Le directeur et créateur de la structure Antoine Aubinais abonde en ce sens avec en tête l’intervention Made in Vitrolles mené par le collectif en 2013 dans le cadre de Marseille Capitale Européenne. «On a dû passer un mois avant de produire quoi que ce soit, se souvient Antoine Aubinais, les populations rencontrées sur place se sentaient oubliées, non écoutées. Il a fallut leur montrer qu’on pouvait les aider à créer des espaces de convivialité dont ils bénéficieraient. Travailler dans un quartier actif, ça délie les langues», souligne-t-il.

La ville sur-mesure

Mettre du sens dans la façon dont le projet est monté, de la conception à la réalisation en s’interrogeant sur la forme que ce dernier doit prendre, les personnes qui doivent être impliquées et la manière de répondre aux besoins identifiés sur le territoire, ce sont autant d’étapes de réflexion que mène le collectif, l’amenant ainsi à conclure à un projet réalisé «presque sur-mesure».

«Certes, on a des protocoles à suivre, mais le diagnostic territorial que nous menons nous permet de faire du lien avec le territoire et les habitants et de travailler collectivement à la réalisation d’un projet.»

Au-delà de l’architecture, il y a précisément au cours de ce type de projet une attention toute particulière portée au vivre-ensemble à travers l’organisation de temps festifs, la création d’espaces et d’outils de partage, le réemploi de matériaux ou encore la formation d’habitants pour la bonne tenue du chantier.

Ouvrir le dialogue

Si ces installations sont transitoires, elles peuvent pourtant donner lieu à une démarche durable, comme observé dans le cadre de l’installation transitoire La Fabrique du Clos menée au Clos Saint-Lazare à Stains. À l’occasion d’une mesure de renouvellement urbain qui implique la démolition de tours d’habitation, Bellastock accompagne alors un groupe d’habitant dans la constitution d’un espace partagé qui se constituera plus tard en association.

«Sur ce chantier, on a favorisé le vivre-ensemble mais il a continué après que l’on soit parti», rapporte Antoine Aubinais. Et pour cause, cette opération aboutit quatre ans plus tard à la création d’un lieu avec des structures qui s’y sont adossées et se sont désormais formées dans une démarche durable.

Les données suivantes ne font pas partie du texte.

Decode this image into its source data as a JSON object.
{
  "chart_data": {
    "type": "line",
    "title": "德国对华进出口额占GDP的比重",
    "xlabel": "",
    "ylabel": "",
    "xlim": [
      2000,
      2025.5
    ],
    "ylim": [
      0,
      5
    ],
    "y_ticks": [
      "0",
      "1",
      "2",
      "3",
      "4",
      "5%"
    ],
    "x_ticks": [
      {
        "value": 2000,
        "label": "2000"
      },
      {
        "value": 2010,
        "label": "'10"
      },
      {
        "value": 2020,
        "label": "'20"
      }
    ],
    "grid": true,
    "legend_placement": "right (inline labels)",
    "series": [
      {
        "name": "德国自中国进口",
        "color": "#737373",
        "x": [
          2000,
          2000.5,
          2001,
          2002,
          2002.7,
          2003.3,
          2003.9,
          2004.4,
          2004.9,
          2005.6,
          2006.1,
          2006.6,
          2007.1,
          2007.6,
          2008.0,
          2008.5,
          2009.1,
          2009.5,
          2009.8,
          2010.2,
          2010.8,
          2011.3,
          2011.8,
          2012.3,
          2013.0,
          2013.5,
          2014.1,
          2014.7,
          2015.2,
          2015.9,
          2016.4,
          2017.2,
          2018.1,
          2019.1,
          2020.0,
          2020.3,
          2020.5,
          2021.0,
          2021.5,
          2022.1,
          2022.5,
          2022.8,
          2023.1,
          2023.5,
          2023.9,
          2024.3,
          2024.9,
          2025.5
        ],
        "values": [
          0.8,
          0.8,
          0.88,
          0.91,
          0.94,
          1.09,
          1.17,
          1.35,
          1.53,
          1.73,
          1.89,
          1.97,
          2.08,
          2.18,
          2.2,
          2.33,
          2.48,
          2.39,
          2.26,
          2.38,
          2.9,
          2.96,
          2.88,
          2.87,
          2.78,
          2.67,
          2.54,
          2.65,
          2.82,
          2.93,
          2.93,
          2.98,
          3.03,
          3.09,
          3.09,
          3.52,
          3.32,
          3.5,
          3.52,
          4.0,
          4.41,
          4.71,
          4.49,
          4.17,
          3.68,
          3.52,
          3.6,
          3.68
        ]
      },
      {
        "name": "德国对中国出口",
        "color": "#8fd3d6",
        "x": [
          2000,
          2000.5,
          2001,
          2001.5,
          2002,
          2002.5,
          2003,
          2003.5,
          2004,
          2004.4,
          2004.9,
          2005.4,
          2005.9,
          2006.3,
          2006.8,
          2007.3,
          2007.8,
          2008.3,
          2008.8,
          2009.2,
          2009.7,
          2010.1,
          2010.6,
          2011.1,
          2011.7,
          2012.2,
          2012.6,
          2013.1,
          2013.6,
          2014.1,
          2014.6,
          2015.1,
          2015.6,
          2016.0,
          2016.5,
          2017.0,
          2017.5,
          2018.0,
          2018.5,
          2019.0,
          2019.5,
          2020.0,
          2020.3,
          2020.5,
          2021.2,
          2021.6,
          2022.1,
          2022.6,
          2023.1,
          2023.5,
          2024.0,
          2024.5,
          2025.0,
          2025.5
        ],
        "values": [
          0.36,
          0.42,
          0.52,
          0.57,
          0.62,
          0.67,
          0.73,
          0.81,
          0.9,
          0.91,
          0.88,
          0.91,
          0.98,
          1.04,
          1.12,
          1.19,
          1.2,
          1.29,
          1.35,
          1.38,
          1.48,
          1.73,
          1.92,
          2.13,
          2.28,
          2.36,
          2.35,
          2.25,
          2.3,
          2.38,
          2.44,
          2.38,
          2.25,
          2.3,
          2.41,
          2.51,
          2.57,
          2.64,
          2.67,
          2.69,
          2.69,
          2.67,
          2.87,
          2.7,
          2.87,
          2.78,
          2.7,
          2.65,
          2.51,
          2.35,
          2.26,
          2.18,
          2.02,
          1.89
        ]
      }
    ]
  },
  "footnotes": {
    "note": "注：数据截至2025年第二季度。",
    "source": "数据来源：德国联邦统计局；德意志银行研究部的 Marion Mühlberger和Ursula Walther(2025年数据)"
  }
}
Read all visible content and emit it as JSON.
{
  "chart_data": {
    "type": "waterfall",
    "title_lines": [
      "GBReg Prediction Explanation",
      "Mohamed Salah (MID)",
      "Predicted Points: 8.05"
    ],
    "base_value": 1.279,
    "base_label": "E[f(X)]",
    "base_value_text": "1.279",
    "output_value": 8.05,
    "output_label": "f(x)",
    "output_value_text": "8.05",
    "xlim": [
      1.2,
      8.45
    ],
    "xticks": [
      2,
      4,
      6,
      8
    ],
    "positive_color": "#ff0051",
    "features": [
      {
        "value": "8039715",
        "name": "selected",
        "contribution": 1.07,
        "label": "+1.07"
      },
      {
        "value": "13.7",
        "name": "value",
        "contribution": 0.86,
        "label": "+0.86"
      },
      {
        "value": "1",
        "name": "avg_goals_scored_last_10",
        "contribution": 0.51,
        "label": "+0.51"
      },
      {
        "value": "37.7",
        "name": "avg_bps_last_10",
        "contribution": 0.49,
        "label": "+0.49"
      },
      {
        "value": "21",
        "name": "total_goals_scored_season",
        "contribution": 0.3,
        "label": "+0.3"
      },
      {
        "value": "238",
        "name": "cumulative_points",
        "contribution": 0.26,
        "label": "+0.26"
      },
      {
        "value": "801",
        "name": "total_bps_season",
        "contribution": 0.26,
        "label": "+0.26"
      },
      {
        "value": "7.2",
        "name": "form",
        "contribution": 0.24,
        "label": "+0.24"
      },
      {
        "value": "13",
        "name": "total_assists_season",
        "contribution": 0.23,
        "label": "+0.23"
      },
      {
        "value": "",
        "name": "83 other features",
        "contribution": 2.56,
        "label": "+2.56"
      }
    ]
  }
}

Pour Anne Le Bellégo, ces projets d’installations temporaires visent à «suggérer des idées à la collectivités», à «proposer des perspectives différentes en travaillant avec les habitants» à la construction de la ville. «En général, on voit les réactions une fois qu’on enlève les installations, commente-t-elle, mais si on souhaite aller plus loin, c’est une autre démarche et ça passe dans les mains de la collectivité.»

«La sensibilisation à l’architecture ne doit pas être uniquement portée par les architectes, défend enfin Antoine Aubinais, il faut véritablement ouvrir le dialogue dans les collèges et les lycées, dans les villes et le milieu rural, pour traiter ces questions collectivement.»

Cet article est publié à l'occasion des Journées nationales de l'architecture qui se tiendront les 15, 16 et 17 octobre 2021 et dont le magazine web tema.archi est partenaire média.